9 Kasım 2015 Pazartesi

4. Kemoterapi Serüvenim ...

Çok zor zamanlar yaşatan 3. kemoterapi kürümden sonra yattığım yerden kalkamadım, kendimi hiç bu kadar kötü, bu kadar ağrılı ve bu kadar çaresiz hissetmemiştim. Tam kendimi toparlamaya başlıyorken 4. kemoterapi günüm geldi çattı. Zaten kendimi o kadar halsiz ve yorgun hissediyordum ki zar zor gittim kan vermeye. Tahlil sonuçlarımı alıp kemoterapi onayımı almaya gittiğimde kanım çok düşük olduğu için kemoterapi alamayacağımı öğrendim.
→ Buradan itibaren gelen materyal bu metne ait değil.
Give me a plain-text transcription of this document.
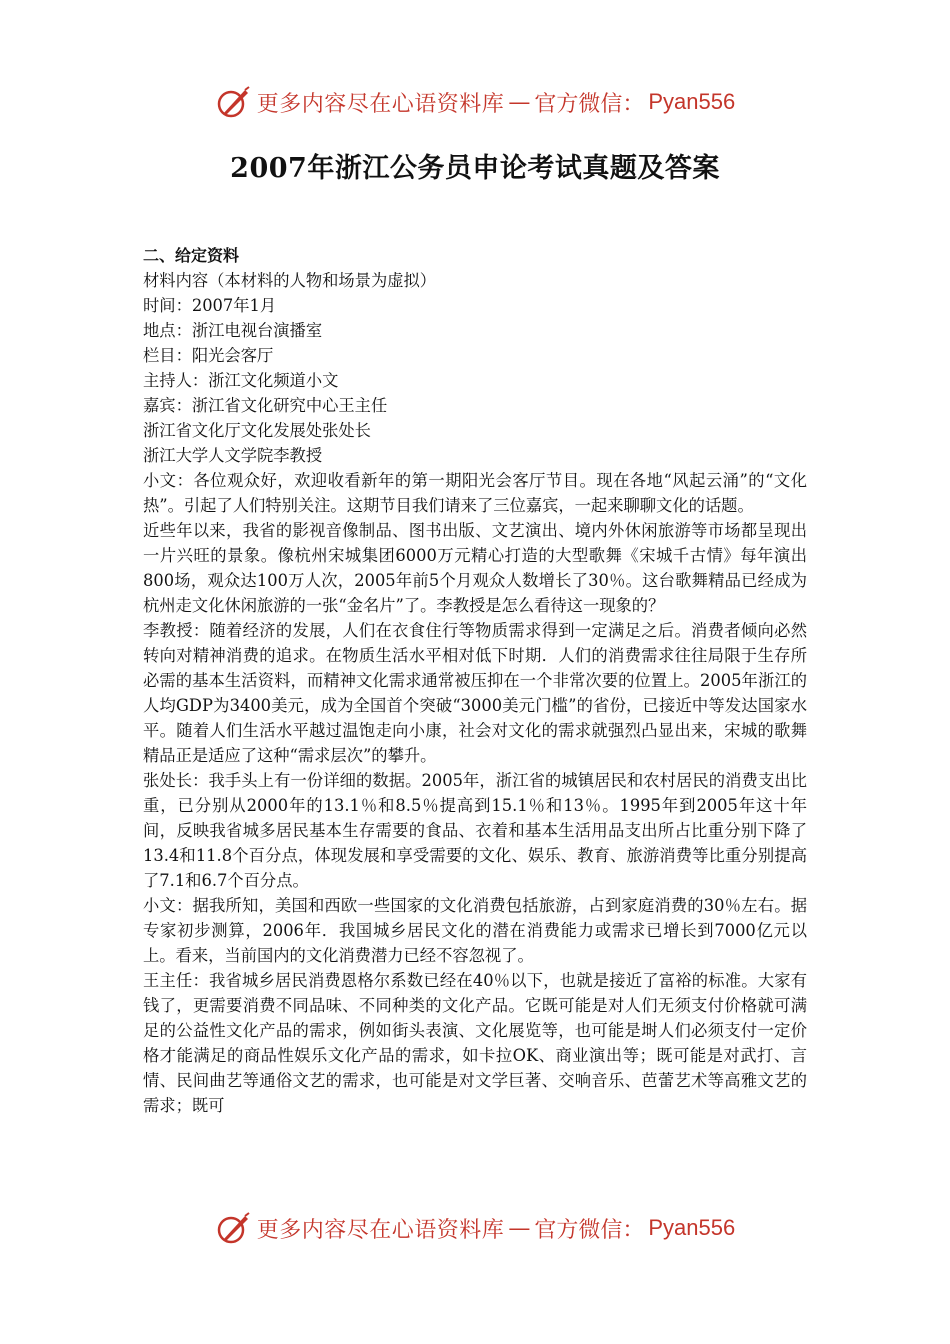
更多内容尽在心语资料库 — 官方微信： Pyan556
2007年浙江公务员申论考试真题及答案
二、给定资料
材料内容（本材料的人物和场景为虚拟）
时间：2007年1月
地点：浙江电视台演播室
栏目：阳光会客厅
主持人：浙江文化频道小文
嘉宾：浙江省文化研究中心王主任
浙江省文化厅文化发展处张处长
浙江大学人文学院李教授
小文：各位观众好，欢迎收看新年的第一期阳光会客厅节目。现在各地“风起云涌”的“文化热”。引起了人们特别关注。这期节目我们请来了三位嘉宾，一起来聊聊文化的话题。
近些年以来，我省的影视音像制品、图书出版、文艺演出、境内外休闲旅游等市场都呈现出一片兴旺的景象。像杭州宋城集团6000万元精心打造的大型歌舞《宋城千古情》每年演出800场，观众达100万人次，2005年前5个月观众人数增长了30％。这台歌舞精品已经成为杭州走文化休闲旅游的一张“金名片”了。李教授是怎么看待这一现象的？
李教授：随着经济的发展，人们在衣食住行等物质需求得到一定满足之后。消费者倾向必然转向对精神消费的追求。在物质生活水平相对低下时期．人们的消费需求往往局限于生存所必需的基本生活资料，而精神文化需求通常被压抑在一个非常次要的位置上。2005年浙江的人均GDP为3400美元，成为全国首个突破“3000美元门槛”的省份，已接近中等发达国家水平。随着人们生活水平越过温饱走向小康，社会对文化的需求就强烈凸显出来，宋城的歌舞精品正是适应了这种“需求层次”的攀升。
张处长：我手头上有一份详细的数据。2005年，浙江省的城镇居民和农村居民的消费支出比重，已分别从2000年的13.1％和8.5％提高到15.1％和13％。1995年到2005年这十年间，反映我省城多居民基本生存需要的食品、衣着和基本生活用品支出所占比重分别下降了13.4和11.8个百分点，体现发展和享受需要的文化、娱乐、教育、旅游消费等比重分别提高了7.1和6.7个百分点。
小文：据我所知，美国和西欧一些国家的文化消费包括旅游，占到家庭消费的30％左右。据专家初步测算，2006年．我国城乡居民文化的潜在消费能力或需求已增长到7000亿元以上。看来，当前国内的文化消费潜力已经不容忽视了。
王主任：我省城乡居民消费恩格尔系数已经在40％以下，也就是接近了富裕的标准。大家有钱了，更需要消费不同品味、不同种类的文化产品。它既可能是对人们无须支付价格就可满足的公益性文化产品的需求，例如街头表演、文化展览等，也可能是埘人们必须支付一定价格才能满足的商品性娱乐文化产品的需求，如卡拉OK、商业演出等；既可能是对武打、言情、民间曲艺等通俗文艺的需求，也可能是对文学巨著、交响音乐、芭蕾艺术等高雅文艺的需求；既可
更多内容尽在心语资料库 — 官方微信： Pyan556
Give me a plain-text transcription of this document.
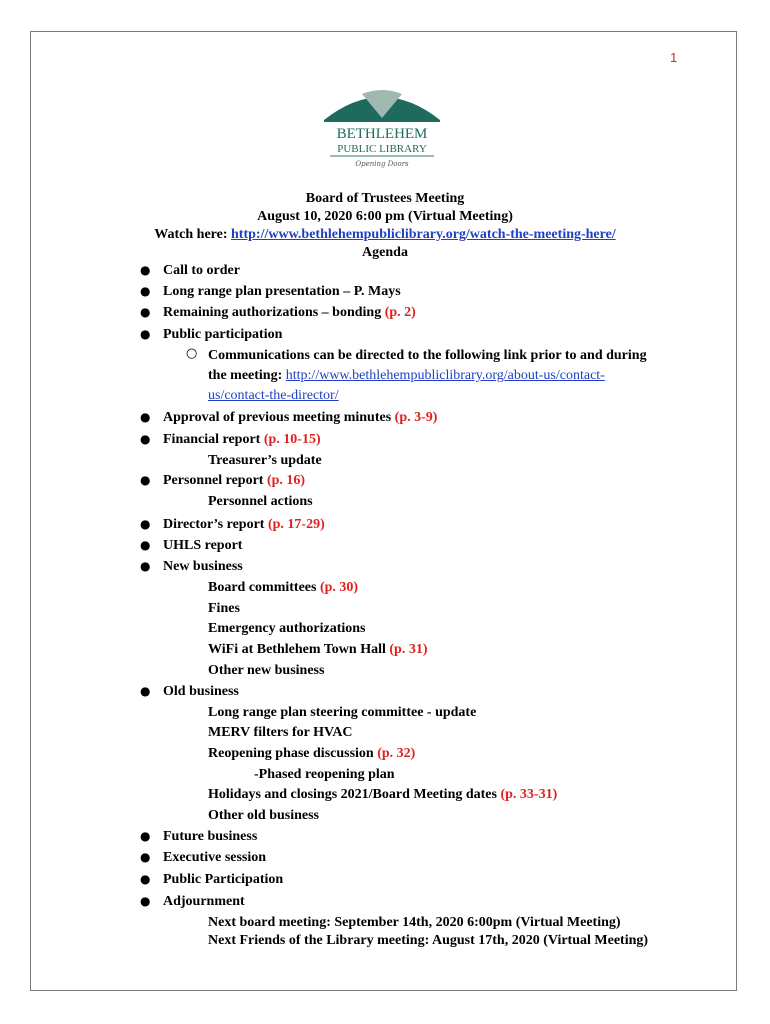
1
BETHLEHEM
PUBLIC LIBRARY
Opening Doors
Board of Trustees Meeting
August 10, 2020 6:00 pm (Virtual Meeting)
Watch here: http://www.bethlehempubliclibrary.org/watch-the-meeting-here/
Agenda
● Call to order
● Long range plan presentation – P. Mays
● Remaining authorizations – bonding (p. 2)
● Public participation
○ Communications can be directed to the following link prior to and during
the meeting: http://www.bethlehempubliclibrary.org/about-us/contact-
us/contact-the-director/
● Approval of previous meeting minutes (p. 3-9)
● Financial report (p. 10-15)
Treasurer’s update
● Personnel report (p. 16)
Personnel actions
● Director’s report (p. 17-29)
● UHLS report
● New business
Board committees (p. 30)
Fines
Emergency authorizations
WiFi at Bethlehem Town Hall (p. 31)
Other new business
● Old business
Long range plan steering committee - update
MERV filters for HVAC
Reopening phase discussion (p. 32)
-Phased reopening plan
Holidays and closings 2021/Board Meeting dates (p. 33-31)
Other old business
● Future business
● Executive session
● Public Participation
● Adjournment
Next board meeting: September 14th, 2020 6:00pm (Virtual Meeting)
Next Friends of the Library meeting: August 17th, 2020 (Virtual Meeting)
Doktorum yine bütün vücudumu ağrıtan o kan iğnelerinden verdi. İğnelerimi olup gittiğimde kan değerimde yükselme olursa kemoterapi alabilecektim.
 
Her gün iğnelerimi oluyor ve sonrasında dayanılmaz ağrılarımla yüzleşiyordum. İğnelerden kurtulmak kanımı iğnesiz olarak yükseltebilmek için çevremizdeki dostlarımızın kan arttırıcı olarak tavsiye ettiği her şeyi denedim. Bunların arasında çiğ ve kompostosu yapılmış siyah üzüm, domates ile birlikte sıkılmış havuç suyu,  eczanelerde bulabileceğimiz  söylenen keçiboynuzu özü, pekmez, dalak kısacası kan yapar dedikleri her şeyi aldık ve denedim.
 
Bir hafta sonra tekrar hastaneye gittiğimde kanım her şeye rağmen yine düşük çıktı. Doktorum bunun kanım ile ilgili olabileceğini, bazı insanların kan değerlerinin artışa dirençli olup; ne yaparsanız yapın kolay kolay artmayacağını söyledi ve bu sefer bana bir ünite kan verdi.
 
Doktoruma bir de çok kafama takılan "bazı kemoterapi alan hastaların neden benim kadar ağrısı olmadığını, hatta onların kemoterapiden çıkar çıkmaz sigara içmeye başlayarak normal hayatlarına nasıl dönebildiklerini, benimse neden  bu kadar halsiz olduğumu" sordum. Doktorumun cevabı "sigara içen insanlar içmeyen insanlara nazaran zehire bünyesi aşina olan insanlar ve hiç sigara içmeyen birinin vücudu zehire alışık olmadığı için kemoterapiden daha çok etkilenmesi normal".
 
Böyle bir durum da insan gülmeli mi? yoksa ağlamalı mı? gerçekten bilemiyorum. Bunları duydukça yıllarca sağlıklı beslenmek ve yaşamak adına inandığım ne varsa yerle bir oldu. Tamam biliyorum aslında bu yaşadıklarımız biraz da kader, yani kendinizi ne kadar korursanız koruyun eğer bu hastalığa yakalanmak varsa kaderinizde kaçmanın imkanı yok.
 
Bu nedenledir ki hayata dair  ne varsa aslında ne ile mutlu oluyorsan onu yap, ne yemek istiyorsan onu ye. Çünkü bu hastalık ancak yüksek moral, bol mutluluk ve sıfır stres ile yenilebilir.